A role for lipoprotein apheresis in refractory angina
Lipoprotein apheresis, normally used for lipid control in heterozygous familial hypercholesterolaemia, has shown benefit in patients with refractory angina pectoris and raised lipoprotein(a) [Lp(a)] levels in a small phase III study presented at the European Society of Cardiology (ESC) Congress 2016 held recently in Rome, Italy. [Atheroscler Suppl 2015;18:103-108]
“Refractory angina is a debilitating condition with increasing frequency in Europe and the US. These patients continue to suffer from troublesome symptoms despite optimal medical therapy and revascularization, and available treatment options are limited. There is a pressing need for novel approaches to the treatment of refractory angina,” said lead investigator Dr Tina Khan from the Imperial College London, UK.

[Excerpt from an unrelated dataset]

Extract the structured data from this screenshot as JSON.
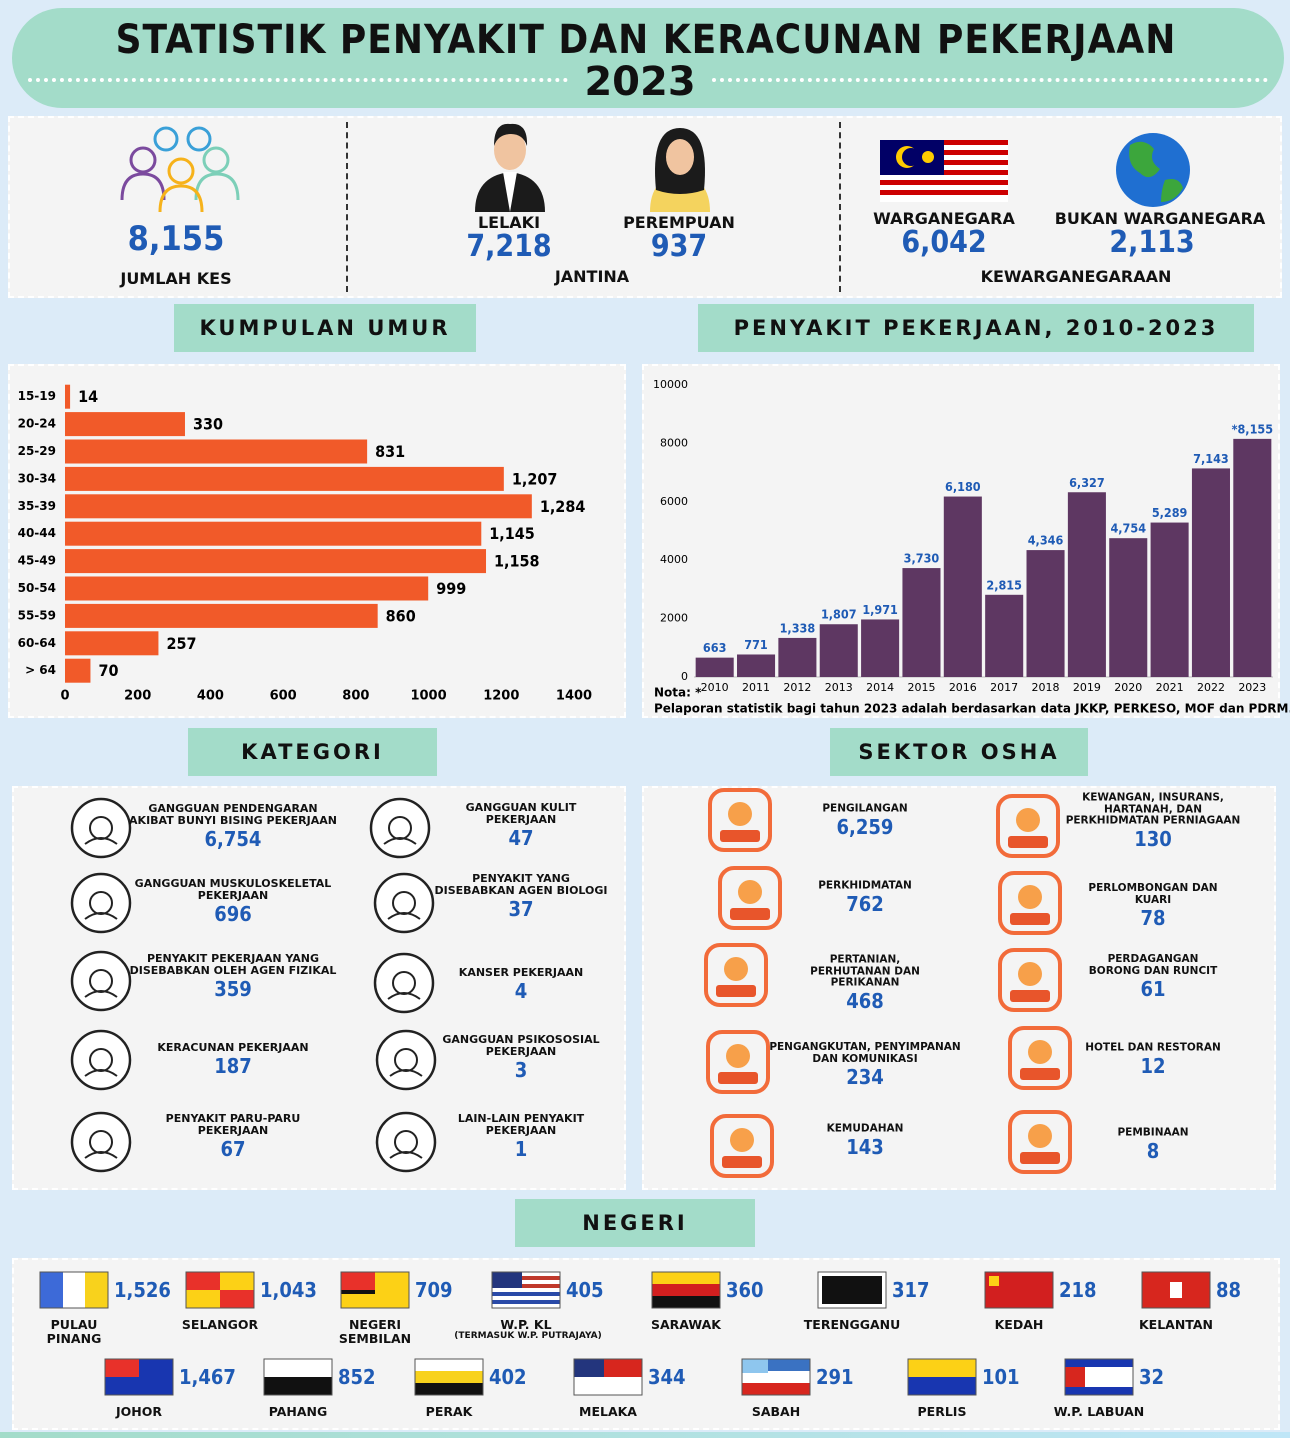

High plasma Lp(a) concentration is related to cardiovascular risk, as studies have shown that it promotes atherosclerosis by enhancing intimal deposition of Lp(a) and prothrombotic effects, thus reducing myocardial perfusion (MP). Currently, apheresis is the best available approved treatment for raised Lp(a). Drug therapies are under development, but are not yet widely available. [JAMA 2009;302:412-423; Circulation 2013;128:2567-2576]
“Our study is the first randomized controlled trial to assess the impact of lipoprotein apheresis in patients with refractory angina and raised Lp(a) in the absence of significantly raised LDL-cholesterol,” noted Khan.
In the study, 20 patients with refractory angina and high Lp(a) levels (above 500 mg/L) were randomized to weekly lipoprotein apheresis or placebo (n=10 each) for 3 months, then crossed over after a 1-month washout period. The primary outcome was myocardial perfusion reserve (MPR, the ratio of MP at stress vs MP at rest), measured by cardiac MRI after 3 months of apheresis, compared to baseline.
“We observed a significant increase of 0.63 in MPR with apheresis treatment vs placebo. Specifically, MPR increased from 1.45 to 1.93 with apheresis but did not change significantly with placebo,” reported Khan. “Secondary endpoints of carotid wall volume and distensibility were also improved after apheresis, as were angina symptoms, exercise capacity and quality-of-life scores.”
As for symptoms, patients who received apheresis treatments experienced significant improvements in four out of five domains of the Seattle Angina Questionnaire (SAQ), including in physical limitation score, angina stability score, angina frequency score and quality-of life-score. No such effects were seen in placebo-treated patients.
“Given the demonstrated benefits in MP, carotid atheroma, exercise capacity, angina symptoms and quality of life, apheresis may provide a much needed novel treatment option for this therapeutically challenging patient cohort,” concluded Khan. “Larger trials may help to confirm our findings although they are already backed up by MACE [major adverse cardiovascular event] reduction in observational studies.”
“This study provides evidence of the efficacy of Lp(a) lowering in refractory angina pectoris,” said Dr Peter Libby of the Brigham & Women's Hospital, Harvard Medical School, Boston, Massachusetts, US, who discussed the results. “Ongoing studies should provide more information on the mechanisms driving the benefit of Lp(a) lowering and determine how much of the benefit can be attributed to Lp(a) reduction.”